The Defendant must show that he/she was somewhere else when the crime/crimes were committed. If the jury has a reasonable doubt that the defendant was present when the crime was committed, they must find him/her not guilty. However, defendant can still be found for the crime if they aided/abetted or conspired with someone else to commit the crime.
A defendant must show that they acted under a threat against themselves or someone else, placing that person in a reasonable belief of immediate danger if they did not accept a request to commit the crime/crimes they are charged with. The government must show beyond a reasonable doubt that the defendant did not act under duress.
If a defendant acted out of legal necessary, they cannot be guilty. To establish this defense, a defendant must prove that it is more likely than not the Defendant:
1) Acted in an emergency to prevent significant bodily harm or evil to him/herself or someone else;
2) The defendant had no lawful alternative;
3) The defendant’s acts did not create a greater danger than the one to be avoided;
4) The defendant reasonably believed that the act was necessary to prevent the threatened harm or evil;
5) A reasonable person would have believed the act was necessary under the same circumstances
6) The Defendant did not substantially contribute to the emergency
There are certain crimes that require general or specific intent to be proven at trial. For such crimes, showing that the crime was committed without the intent necessary is a defense. Other crimes require criminal negligence, and in those, proving that the crime was committed by accident, instead of criminal negligence, is a defense as well.
General Intent vs. Specific Intent
Under the common law there is a distinction between specific and general intent crimes. The basic difference between the two is that specific intent crimes require the individual who commits the crime to have a certain intent or purpose when the crime was committed, where as general intent crimes do not.
What is Criminal Negligence?
Criminal Negligence is required for some crimes, and is usually required for crimes where there is a lack of foresight on behalf of the defendant, which allowed foreseeable and avoidable dangers to manifest.
A defendant can be found not guilty if they did not have the mental state needed to commit the crime. This would happen if the defendant did not know a fact or mistakenly believed a fact, resulting in the defendant’s inability to have the needed intent to commit the crime.
Entrapment occurs when a law enforcement officer (or their representatives) engages in conduct that would cause a normally law-abiding person to commit the crime. An example of entrapment would be an officer who repeatedly pleads, flatters, coaxes, a defendant, making a crime unusually attractive to a normally law abiding person. Ruses, stings and other “decoys” do not constitute entrapment unless no overbearing pressure or conduct is employed by the “decoy”.

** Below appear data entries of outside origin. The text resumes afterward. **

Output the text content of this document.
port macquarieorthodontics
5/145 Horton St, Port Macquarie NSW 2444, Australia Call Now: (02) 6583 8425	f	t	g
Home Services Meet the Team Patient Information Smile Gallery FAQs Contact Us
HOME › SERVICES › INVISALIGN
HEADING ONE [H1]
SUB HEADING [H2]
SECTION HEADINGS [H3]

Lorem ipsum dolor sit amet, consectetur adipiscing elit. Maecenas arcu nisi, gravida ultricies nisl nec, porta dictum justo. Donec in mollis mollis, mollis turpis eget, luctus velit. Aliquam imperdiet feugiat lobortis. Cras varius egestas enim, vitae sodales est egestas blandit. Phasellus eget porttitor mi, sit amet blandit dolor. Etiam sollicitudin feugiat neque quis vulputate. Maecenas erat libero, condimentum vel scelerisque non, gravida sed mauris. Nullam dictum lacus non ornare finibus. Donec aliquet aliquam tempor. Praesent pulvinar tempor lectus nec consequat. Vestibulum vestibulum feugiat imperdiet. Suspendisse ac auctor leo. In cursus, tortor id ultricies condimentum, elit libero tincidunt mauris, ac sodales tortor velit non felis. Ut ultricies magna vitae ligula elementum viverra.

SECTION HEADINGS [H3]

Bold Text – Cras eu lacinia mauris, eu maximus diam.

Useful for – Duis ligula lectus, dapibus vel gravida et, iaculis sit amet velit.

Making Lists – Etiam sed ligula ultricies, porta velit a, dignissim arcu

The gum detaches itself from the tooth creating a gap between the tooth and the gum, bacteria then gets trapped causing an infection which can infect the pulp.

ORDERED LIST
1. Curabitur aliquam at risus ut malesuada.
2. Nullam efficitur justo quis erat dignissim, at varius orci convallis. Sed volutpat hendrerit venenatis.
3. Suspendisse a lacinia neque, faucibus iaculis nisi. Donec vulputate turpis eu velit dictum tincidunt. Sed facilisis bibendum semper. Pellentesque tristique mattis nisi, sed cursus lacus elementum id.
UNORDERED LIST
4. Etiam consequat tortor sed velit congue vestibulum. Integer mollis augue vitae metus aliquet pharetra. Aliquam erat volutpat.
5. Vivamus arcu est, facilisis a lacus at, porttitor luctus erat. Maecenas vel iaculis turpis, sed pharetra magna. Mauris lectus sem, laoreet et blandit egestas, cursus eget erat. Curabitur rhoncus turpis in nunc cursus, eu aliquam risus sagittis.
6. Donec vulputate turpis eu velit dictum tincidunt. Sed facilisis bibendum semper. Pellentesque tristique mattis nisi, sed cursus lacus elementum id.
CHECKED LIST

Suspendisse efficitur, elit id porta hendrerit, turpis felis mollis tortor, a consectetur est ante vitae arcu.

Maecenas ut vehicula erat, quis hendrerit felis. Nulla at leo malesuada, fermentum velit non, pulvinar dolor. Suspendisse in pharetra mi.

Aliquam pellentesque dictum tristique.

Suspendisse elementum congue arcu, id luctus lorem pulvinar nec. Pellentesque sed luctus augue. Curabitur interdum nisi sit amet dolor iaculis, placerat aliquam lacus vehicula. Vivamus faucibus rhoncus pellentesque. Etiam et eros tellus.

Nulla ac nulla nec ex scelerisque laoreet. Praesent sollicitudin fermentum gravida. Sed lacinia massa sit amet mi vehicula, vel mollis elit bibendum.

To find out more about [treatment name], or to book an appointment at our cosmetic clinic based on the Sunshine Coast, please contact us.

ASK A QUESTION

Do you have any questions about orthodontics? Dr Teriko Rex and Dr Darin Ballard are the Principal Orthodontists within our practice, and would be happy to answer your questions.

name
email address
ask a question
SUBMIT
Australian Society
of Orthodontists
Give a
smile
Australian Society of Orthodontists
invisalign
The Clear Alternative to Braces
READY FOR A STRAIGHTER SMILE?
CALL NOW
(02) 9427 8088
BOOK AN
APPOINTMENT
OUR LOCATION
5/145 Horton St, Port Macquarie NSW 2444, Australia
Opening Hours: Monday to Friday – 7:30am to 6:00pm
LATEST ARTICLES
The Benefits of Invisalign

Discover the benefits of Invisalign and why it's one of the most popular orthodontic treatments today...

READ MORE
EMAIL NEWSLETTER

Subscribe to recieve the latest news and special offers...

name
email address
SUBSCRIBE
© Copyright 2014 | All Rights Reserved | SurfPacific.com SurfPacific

A defendant is not guilty of their crimes if they committed them while being legally unconscious. A party is legally unconscious when they are in a medical blackout, an epileptic seizure, involuntarily intoxicated, sleepwalking, or other similar conditions.
Mental Impairment and Intent
Evidence of a parties’ mental disease, defect, or disorder, can be submitted to show that the party lacked the requisite intent to commit a crime.
A party who is voluntarily intoxicated can still be found guilty for crimes of general intent, but they may be declared incapable of having the specific intent necessary from some crimes. A defendant can invoke this defense if they have become intoxicated by willingly using any intoxicating drug, drink, or substance, knowing that it could produce an intoxicating effect, or willingly assuming the risk of that effect. However, if the crime results of an action with a natural and probable outcome, then this defense will not be available.
Evidence that a defendant was involuntarily intoxicated can be admitted to question a defendant’s mental capacity to commit a crime. A party is involuntarily intoxicated if he or she unknowingly ingested some intoxicating liquor, drug, or other substance, of if his or her intoxication was caused by the force, duress, fraud, or trickery of someone else, without any fault on the party of the intoxicated party.
The Insanity defense is available as a means of altering the sentence issued by the court. In order to find a party legally insane, it must be proven that:
1) At the time of committing the crime, the party had a mental disease or defect;
2) Because of that disease or defect, they did not know or understand the nature and quality of their act or did not know or understand that their act was morally or legally wrong.
None of the following qualify as a mental disease or defect for the purposes of insanity defense: personality disorders, adjustment disorders, seizure disorders, or abnormal personality disorders that are only made apparent by a series of criminal or antisocial acts.
A party who has not been read their complete Miranda Warning can have subsequent statements made to police stricken from court. A Miranda Warning serves to inform a party of their right to silence, in order to preserve the admissibility of their statements in future criminal proceedings. An example of this would be a party, who after being arrested is read a truncated version of their Miranda Rights. Statements made, depending on which parts of the Miranda Warning were not read, can be stricken from court.
In order for Law Enforcement to search a persons’ body, home, or property, without a warrant, they need probable cause. Probable cause is sufficient reason based upon known facts to believe a crime has been committed or that certain property is connected with the crime. If it can be shown that Law Enforcement did not have probable cause, then any evidence gathered from that search can be stricken from the court.
- Other defense strategies: self-defense, defense of property, defense of others and mutual combat.